去り際に渡されたリンゴの袋がずっしりと重い。
(特別……特別ってどういうこと? 友人として? 恩人として……?)
私は思わず、アルビレオ様の『特別』という言葉を反芻した。
友人としてルイス様の恩人として、大事にされ過ぎている自覚はあった。でも、今日のように『特別』だと言葉にされたのは初めてだったのだ。
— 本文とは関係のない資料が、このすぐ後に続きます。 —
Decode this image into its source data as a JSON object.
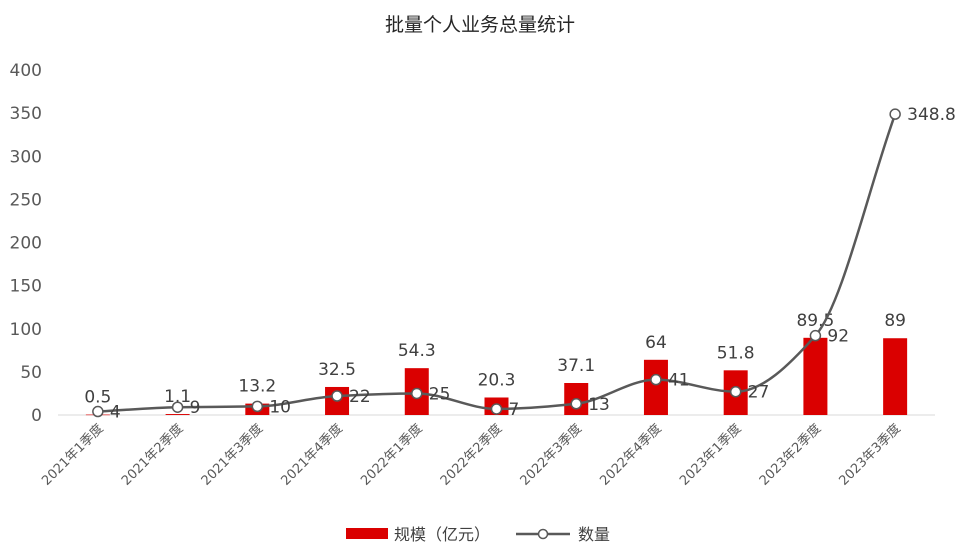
{
  "chart_data": {
    "type": "bar",
    "title": "批量个人业务总量统计",
    "categories": [
      "2021年1季度",
      "2021年2季度",
      "2021年3季度",
      "2021年4季度",
      "2022年1季度",
      "2022年2季度",
      "2022年3季度",
      "2022年4季度",
      "2023年1季度",
      "2023年2季度",
      "2023年3季度"
    ],
    "ylim": [
      0,
      400
    ],
    "yticks": [
      0,
      50,
      100,
      150,
      200,
      250,
      300,
      350,
      400
    ],
    "grid": false,
    "legend_position": "bottom",
    "series": [
      {
        "name": "规模（亿元）",
        "type": "bar",
        "color": "#DA0000",
        "values": [
          0.5,
          1.1,
          13.2,
          32.5,
          54.3,
          20.3,
          37.1,
          64,
          51.8,
          89.5,
          89
        ],
        "labels": [
          "0.5",
          "1.1",
          "13.2",
          "32.5",
          "54.3",
          "20.3",
          "37.1",
          "64",
          "51.8",
          "89.5",
          "89"
        ]
      },
      {
        "name": "数量",
        "type": "line",
        "smooth": true,
        "marker": "circle",
        "color": "#595959",
        "values": [
          4,
          9,
          10,
          22,
          25,
          7,
          13,
          41,
          27,
          92,
          348.8
        ],
        "labels": [
          "4",
          "9",
          "10",
          "22",
          "25",
          "7",
          "13",
          "41",
          "27",
          "92",
          "348.8"
        ]
      }
    ]
  }
}
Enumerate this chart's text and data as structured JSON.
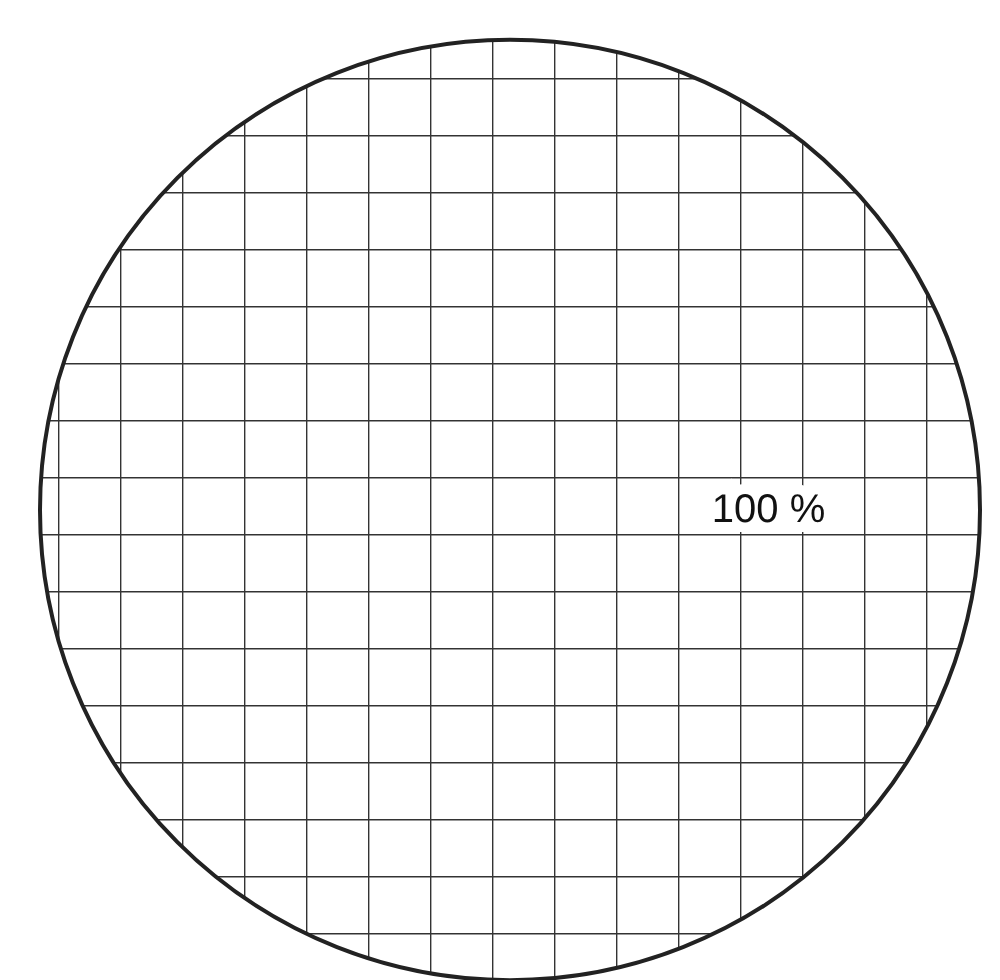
{
  "chart_data": {
    "type": "pie",
    "categories": [
      null
    ],
    "values": [
      100
    ],
    "colors": [
      "#ffffff"
    ],
    "value_labels": [
      "100 %"
    ]
  }
}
あんなふうに嫉妬をぶつけられたら、私こそ勘違いしてしまいそうになる。
アルビレオ様には好きな人がいるはずなのだ。失恋しても忘れられないくらい、大切なお相手だ。いくら私のことを特別扱いして下さっているからといって、勘違いするわけにはいかない。
(私は友人……友人として……!)
私は精一杯深呼吸をしてから寮へと歩き始めた。平常心を取り戻すためだ。
そうして暗闇に背を向けたところで、後ろの木陰からガサリと足音が響いた。
「ペルラ・アマーブレさん」
私を呼び止めるその声は、聞き慣れないものだった。
上品な、女性の声だ。あちらは私のことを知っているようなのだけれど、薄闇のせいで目を凝らしてもハッキリとその姿が分からない。
「ど、どちらさまですか……?」
私が声をかけると、相手はこちらへ歩みを進める。
徐々に近付くその姿には見覚えがあった。ついこの間、街で見かけた。マルグリット様の隣で、優しげに微笑んでいたあの侍女だ。